Optional OmniFocus Subscriptions

Ken Case, co-founder of The Omni Group:

We think our current licensing model meets a lot of needs, and we will continue to offer this model for licensing our apps: we prefer for customers to view our apps as an investment, not an expense.

But our current model doesn’t cover every situation. It’s designed for software that you run on your own devices, where you can buy something from us and run it for as long as you wish (so long as you keep a compatible system around to run it). With this model, we still have customers running software they purchased from us 20+ years ago. (That’s a good investment!)
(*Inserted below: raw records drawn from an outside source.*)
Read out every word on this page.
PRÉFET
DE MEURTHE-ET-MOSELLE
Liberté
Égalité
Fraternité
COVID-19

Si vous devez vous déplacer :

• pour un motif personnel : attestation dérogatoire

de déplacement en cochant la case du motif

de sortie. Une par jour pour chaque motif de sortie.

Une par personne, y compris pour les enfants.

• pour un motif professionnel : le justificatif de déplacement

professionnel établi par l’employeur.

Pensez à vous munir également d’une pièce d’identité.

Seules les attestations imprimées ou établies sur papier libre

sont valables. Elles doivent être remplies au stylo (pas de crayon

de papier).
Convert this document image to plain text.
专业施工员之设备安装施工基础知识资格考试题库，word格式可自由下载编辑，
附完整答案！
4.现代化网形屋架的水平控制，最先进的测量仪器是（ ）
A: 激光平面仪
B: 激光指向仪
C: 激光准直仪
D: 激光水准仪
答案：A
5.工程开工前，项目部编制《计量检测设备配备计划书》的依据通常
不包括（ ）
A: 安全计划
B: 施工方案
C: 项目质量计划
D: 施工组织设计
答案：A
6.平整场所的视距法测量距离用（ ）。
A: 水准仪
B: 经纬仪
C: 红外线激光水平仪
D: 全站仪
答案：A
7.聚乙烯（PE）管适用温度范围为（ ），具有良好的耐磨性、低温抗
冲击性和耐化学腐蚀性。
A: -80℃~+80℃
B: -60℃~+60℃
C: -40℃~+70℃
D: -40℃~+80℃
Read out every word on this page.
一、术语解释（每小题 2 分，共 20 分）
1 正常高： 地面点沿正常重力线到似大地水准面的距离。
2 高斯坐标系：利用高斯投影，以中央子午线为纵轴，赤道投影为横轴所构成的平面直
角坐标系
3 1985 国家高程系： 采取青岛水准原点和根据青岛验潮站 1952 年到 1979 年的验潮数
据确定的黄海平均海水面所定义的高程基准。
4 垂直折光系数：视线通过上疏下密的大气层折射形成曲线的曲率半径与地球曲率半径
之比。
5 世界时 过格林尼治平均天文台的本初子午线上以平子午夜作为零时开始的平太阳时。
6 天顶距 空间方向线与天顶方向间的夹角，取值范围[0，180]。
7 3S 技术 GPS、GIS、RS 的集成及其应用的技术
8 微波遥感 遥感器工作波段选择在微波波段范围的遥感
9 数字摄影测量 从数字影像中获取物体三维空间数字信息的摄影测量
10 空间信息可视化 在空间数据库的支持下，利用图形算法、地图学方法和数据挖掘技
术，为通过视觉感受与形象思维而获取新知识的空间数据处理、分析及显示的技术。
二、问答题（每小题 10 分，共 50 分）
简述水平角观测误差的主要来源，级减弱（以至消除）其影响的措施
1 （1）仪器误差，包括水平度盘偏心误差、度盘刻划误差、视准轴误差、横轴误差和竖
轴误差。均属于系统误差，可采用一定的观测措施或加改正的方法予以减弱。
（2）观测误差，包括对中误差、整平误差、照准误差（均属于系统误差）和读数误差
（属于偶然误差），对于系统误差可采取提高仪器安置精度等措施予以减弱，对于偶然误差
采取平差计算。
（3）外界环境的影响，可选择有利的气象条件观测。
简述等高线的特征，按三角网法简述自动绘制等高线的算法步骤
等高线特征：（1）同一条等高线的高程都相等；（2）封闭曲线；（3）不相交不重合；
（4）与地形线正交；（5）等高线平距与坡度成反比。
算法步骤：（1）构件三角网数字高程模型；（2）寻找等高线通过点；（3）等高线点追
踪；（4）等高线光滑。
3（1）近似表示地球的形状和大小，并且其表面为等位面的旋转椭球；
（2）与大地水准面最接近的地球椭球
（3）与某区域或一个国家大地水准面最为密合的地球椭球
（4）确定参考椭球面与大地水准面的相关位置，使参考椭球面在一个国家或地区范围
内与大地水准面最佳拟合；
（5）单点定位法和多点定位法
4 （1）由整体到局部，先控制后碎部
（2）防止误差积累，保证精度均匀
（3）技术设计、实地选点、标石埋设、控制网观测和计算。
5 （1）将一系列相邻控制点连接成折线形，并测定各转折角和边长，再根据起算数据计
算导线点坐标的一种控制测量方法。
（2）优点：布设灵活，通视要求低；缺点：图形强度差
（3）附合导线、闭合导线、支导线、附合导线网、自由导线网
But as I mentioned in January’s roadmap, OmniFocus for the Web is a different sort of product. It’s a version of OmniFocus that runs on our computers, not yours. Running it on our computers means we have to maintain those computers, their network connections, power, and so on, as a constantly available online service, for as long as customers use the product. Running that service costs us money every month, so if we want the service to be sustainable we need an income stream which brings in money every month to cover those costs. In other words, this service model requires subscriptions — an arrangement where customers pay us money each month to keep the service going. […]

The OmniFocus subscription will cost $9.99/month, giving you access to the web service as well as OmniFocus Pro on all your Mac and iOS devices. If you’ve already invested in OmniFocus 3 and just want to add the web service, the cost for that will be $4.99/month.

I think it makes complete sense (and the pricing is very fair) for Omni to add subscriptions as an option. I can imagine, a few years from now, an Omni suite subscription, similar to Adobe’s Creative Cloud, that covers all of their apps on all platforms. Subscriptions are the way of the future for commercial software.